Parsons blew out his cheeks. ‘Depends. Obviously if workers are on a contract we try to be flexible. Take it on a month-by-month basis.’

‘And how long was Glenn McGowan’s tenancy agreement?’

Parsons shrugged. ‘A month? I don’t know. You’d have to check. Ah. Here we are.’

Cheryl appeared with a file of papers. She handed them over to Phil. Again a look passed between her and her boss; again Phil couldn’t read it.

‘Thank you,’ said Phil, standing up. ‘Well if there’s anything more you can tell me about Mr McGowan…’

‘All in there, I should think,’ said Parsons, ‘But you might want to give his wife a ring.’

Phil frowned. ‘His wife? We haven’t tracked down a wife.’

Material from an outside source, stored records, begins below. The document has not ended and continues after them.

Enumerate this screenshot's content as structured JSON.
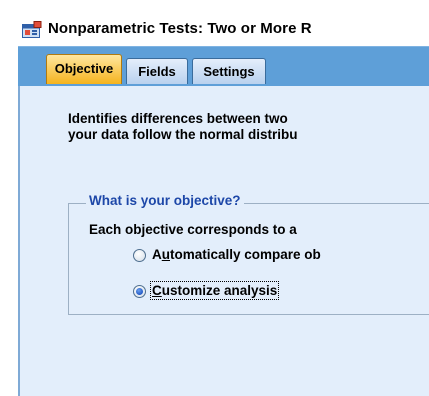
{
  "window": {
    "title": "Nonparametric Tests: Two or More R",
    "icon": "spss-dialog-icon"
  },
  "tabs": [
    {
      "label": "Objective",
      "active": true
    },
    {
      "label": "Fields",
      "active": false
    },
    {
      "label": "Settings",
      "active": false
    }
  ],
  "description": {
    "line1": "Identifies differences between two",
    "line2": "your data follow the normal distribu"
  },
  "objective_group": {
    "legend": "What is your objective?",
    "info": "Each objective corresponds to a",
    "options": [
      {
        "label_pre": "A",
        "mnemonic": "u",
        "label_post": "tomatically compare ob",
        "selected": false
      },
      {
        "label_pre": "",
        "mnemonic": "C",
        "label_post": "ustomize analysis",
        "selected": true,
        "focused": true
      }
    ]
  },
  "colors": {
    "tab_strip": "#5e9fd8",
    "active_tab": "#f5b31e",
    "panel_background": "#e3eefb",
    "legend_text": "#1d47a8"
  }
}
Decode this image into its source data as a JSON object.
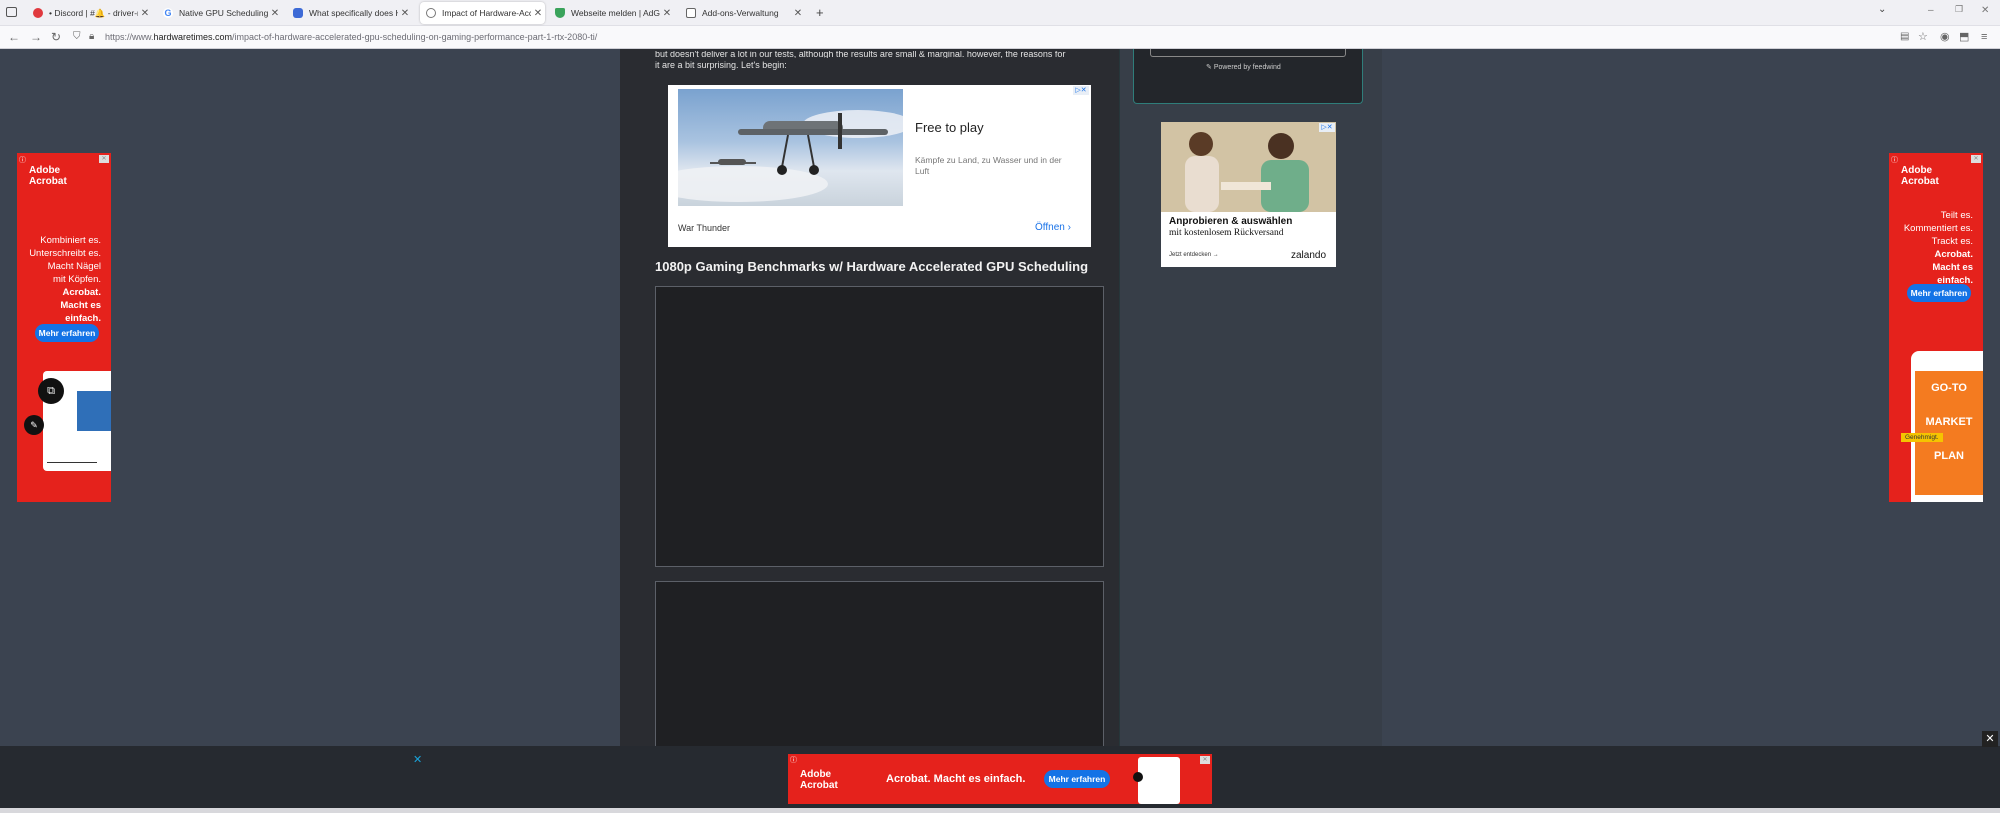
{
  "browser": {
    "tabs": [
      {
        "title": "• Discord | #🔔 - driver-releases",
        "favicon_color": "#e0393e"
      },
      {
        "title": "Native GPU Scheduling - Google",
        "favicon_color": "#4285f4"
      },
      {
        "title": "What specifically does Hardware",
        "favicon_color": "#3d6ad6"
      },
      {
        "title": "Impact of Hardware-Accelerated",
        "favicon_color": "#777777"
      },
      {
        "title": "Webseite melden | AdGuard",
        "favicon_color": "#3aa35b"
      },
      {
        "title": "Add-ons-Verwaltung",
        "favicon_color": "#666666"
      }
    ],
    "new_tab": "+",
    "url_prefix": "https://www.",
    "url_domain": "hardwaretimes.com",
    "url_path": "/impact-of-hardware-accelerated-gpu-scheduling-on-gaming-performance-part-1-rtx-2080-ti/"
  },
  "article": {
    "cut_line": "but doesn't deliver a lot in our tests, although the results are small & marginal. however, the reasons for",
    "intro": "it are a bit surprising. Let's begin:",
    "section_heading": "1080p Gaming Benchmarks w/ Hardware Accelerated GPU Scheduling"
  },
  "ad_war_thunder": {
    "title": "Free to play",
    "description": "Kämpfe zu Land, zu Wasser und in der Luft",
    "brand": "War Thunder",
    "cta": "Öffnen"
  },
  "sidebar": {
    "powered_by": "Powered by feedwind"
  },
  "ad_zalando": {
    "headline": "Anprobieren & auswählen",
    "subline": "mit kostenlosem Rückversand",
    "link": "Jetzt entdecken",
    "brand": "zalando"
  },
  "ad_acrobat_left": {
    "logo_line1": "Adobe",
    "logo_line2": "Acrobat",
    "lines": [
      "Kombiniert es.",
      "Unterschreibt es.",
      "Macht Nägel",
      "mit Köpfen."
    ],
    "bold": "Acrobat. Macht es einfach.",
    "cta": "Mehr erfahren"
  },
  "ad_acrobat_right": {
    "logo_line1": "Adobe",
    "logo_line2": "Acrobat",
    "lines": [
      "Teilt es.",
      "Kommentiert es.",
      "Trackt es."
    ],
    "bold": "Acrobat. Macht es einfach.",
    "cta": "Mehr erfahren",
    "phone_text": [
      "GO-TO",
      "MARKET",
      "PLAN"
    ],
    "stamp": "Genehmigt."
  },
  "ad_bottom": {
    "logo_line1": "Adobe",
    "logo_line2": "Acrobat",
    "slogan": "Acrobat. Macht es einfach.",
    "cta": "Mehr erfahren"
  },
  "colors": {
    "acrobat_red": "#e5221c",
    "cta_blue": "#1473e6",
    "teal_close": "#1aa3d9"
  }
}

‘She phoned here earlier. Managed to find our number. Needed him to sign something or other. Wanted to know where he was.’

‘And did you tell her?’

Parsons shrugged. ‘Not my job, mate.’

‘Her phone number’s in with the rest of the stuff,’ said Cheryl. She put her finger on top of the file. Phil noticed how well-manicured her nails were. Blood red. She saw him looking and smiled. There was something hungry in the smile. Suddenly she didn’t look so tired after all.

‘I’ll see myself out,’ said Phil.

The bearded man put down his newspaper and watched him go. Phil’s phone rang as he made his way down the concrete staircase. He answered it, stepped into the street. Hurried away in response to what he heard.

Unaware that Cheryl had joined the bearded man watching him at the window.